The danger of using SLT to reduce IOP is that if the patient has the impression that once treated, the IOP will stay permanently lowered, an asymptomatic rise in IOP as the laser wears off can cause optic nerve damage if not monitored. SLT is repeatable, provided it had a significant effect on the first treatment; however, the efficacy of subsequent treatments is less than when first applied.
SLT has few side-effects. Commonly redness, discomfort or photophobia may occur after SLT but these symptoms resolve within a few days without treatment. Rarely, an IOP spike can occur immediately following SLT. This is more common in eyes with PXF, PD glaucoma, 360-degree treatment in one session or otherwise very damaged TM. The incidence of such spikes is significantly lower than following ALT and can be minimised by the pre-treatment use of IOP-lowering topical medication.14
Peripheral anterior synechiae can occur rarely following SLT (one to three per cent); likewise the incidence following SLT is less than following ALT.15 Transient deposits on the corneal endothelium and even occasional interstitial corneal stromal inflammation can occur following SLT, both of which resolve spontaneously.19 Rarely, SLT treatment can result in reactivation of herpetic corneal disease, and should be used with caution in patients with a history of herpetic keratitis.
Compared to daily eye-drops, SLT avoids the complex issues of treatment adherence20 and is probably gentler on the surface of the eye than long-term use of preserved topical medications. There is considerable interest in how SLT compares to prostaglandin monotherapy as initial treatment for glaucoma in terms of treatment efficacy, ocular discomfort, quality of life issues, prevention of glaucomatous progression and cost to the patient and society.

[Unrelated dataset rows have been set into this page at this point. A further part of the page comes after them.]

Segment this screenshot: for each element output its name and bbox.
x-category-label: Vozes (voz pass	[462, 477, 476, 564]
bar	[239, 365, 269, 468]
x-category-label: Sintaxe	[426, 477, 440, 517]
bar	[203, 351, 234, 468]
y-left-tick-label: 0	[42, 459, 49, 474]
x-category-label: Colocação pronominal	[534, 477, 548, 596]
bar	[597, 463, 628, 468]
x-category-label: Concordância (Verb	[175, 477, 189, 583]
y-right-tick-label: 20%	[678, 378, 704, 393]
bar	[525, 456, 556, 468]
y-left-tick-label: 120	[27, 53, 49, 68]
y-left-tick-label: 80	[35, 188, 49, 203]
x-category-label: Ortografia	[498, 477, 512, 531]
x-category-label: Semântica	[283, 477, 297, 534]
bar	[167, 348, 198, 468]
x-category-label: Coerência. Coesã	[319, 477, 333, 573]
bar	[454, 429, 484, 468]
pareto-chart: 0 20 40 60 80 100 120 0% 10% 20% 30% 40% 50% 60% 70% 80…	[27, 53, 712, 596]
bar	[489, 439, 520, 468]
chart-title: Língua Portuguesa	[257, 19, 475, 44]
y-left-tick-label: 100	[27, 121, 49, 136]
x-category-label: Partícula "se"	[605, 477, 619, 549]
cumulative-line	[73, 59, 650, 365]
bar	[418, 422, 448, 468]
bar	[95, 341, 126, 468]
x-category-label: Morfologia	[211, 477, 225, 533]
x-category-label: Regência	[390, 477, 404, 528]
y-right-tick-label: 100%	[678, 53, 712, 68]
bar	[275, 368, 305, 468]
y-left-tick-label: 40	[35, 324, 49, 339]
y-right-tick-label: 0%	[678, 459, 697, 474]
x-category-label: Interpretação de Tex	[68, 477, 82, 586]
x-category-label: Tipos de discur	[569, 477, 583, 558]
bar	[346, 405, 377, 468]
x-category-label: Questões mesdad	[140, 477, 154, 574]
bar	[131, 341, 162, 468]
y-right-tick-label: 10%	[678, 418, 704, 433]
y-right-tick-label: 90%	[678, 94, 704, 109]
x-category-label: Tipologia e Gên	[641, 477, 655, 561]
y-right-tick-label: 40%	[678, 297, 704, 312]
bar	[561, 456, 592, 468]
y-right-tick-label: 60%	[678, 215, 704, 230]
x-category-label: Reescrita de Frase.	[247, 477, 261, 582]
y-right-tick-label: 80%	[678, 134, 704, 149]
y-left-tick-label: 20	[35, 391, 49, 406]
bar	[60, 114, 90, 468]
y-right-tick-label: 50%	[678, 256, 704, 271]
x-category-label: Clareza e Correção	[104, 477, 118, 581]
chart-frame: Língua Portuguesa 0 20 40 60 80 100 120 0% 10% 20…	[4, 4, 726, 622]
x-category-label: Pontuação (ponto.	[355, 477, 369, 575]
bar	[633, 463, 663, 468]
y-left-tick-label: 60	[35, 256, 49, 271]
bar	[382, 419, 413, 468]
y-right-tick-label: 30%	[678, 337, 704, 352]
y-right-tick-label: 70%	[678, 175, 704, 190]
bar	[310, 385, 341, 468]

Health economic modelling varies considerably in different countries; however, modelling performed in a Canadian health-care settings suggest it is cost-effective compared to topical medical therapy, especially compared to multi-agent therapy.21
To compare SLT to topical medication as the initial treatment for glaucoma an international, multicentre RCT (the Glaucoma Initial Treatment Study) based mainly in Australia is underway.22 At the time of writing this article, results from this study have not yet been published.
Minimally invasive, well-tolerated and generally successful, SLT is an increasingly popular treatment alternative to topical medications for patients with ocular hypertension or open angle glaucoma. It is probably as effective as a single topical medication, and can be used either as a sole treatment or in addition to eye-drops.
SLT does not rely on patients adhering to a daily eye-drop regimen, and averts ocular surface side-effects related to drop toxicity. The common adverse effects related to SLT, redness and discomfort, are transient and self-limiting. SLT is not uniformly effective in all eyes. The IOP-lowering effect of SLT reduces over time; this must be explained clearly to our patients who therefore need ongoing six-monthly monitoring. Although the treatment is repeatable, subsequent treatments are generally not as effective in lowering IOP as the first treatment.
SLT may be cost-effective compared to therapy with topical medication but we await key RCT data to evaluate the health economic impact of SLT treatment for glaucoma.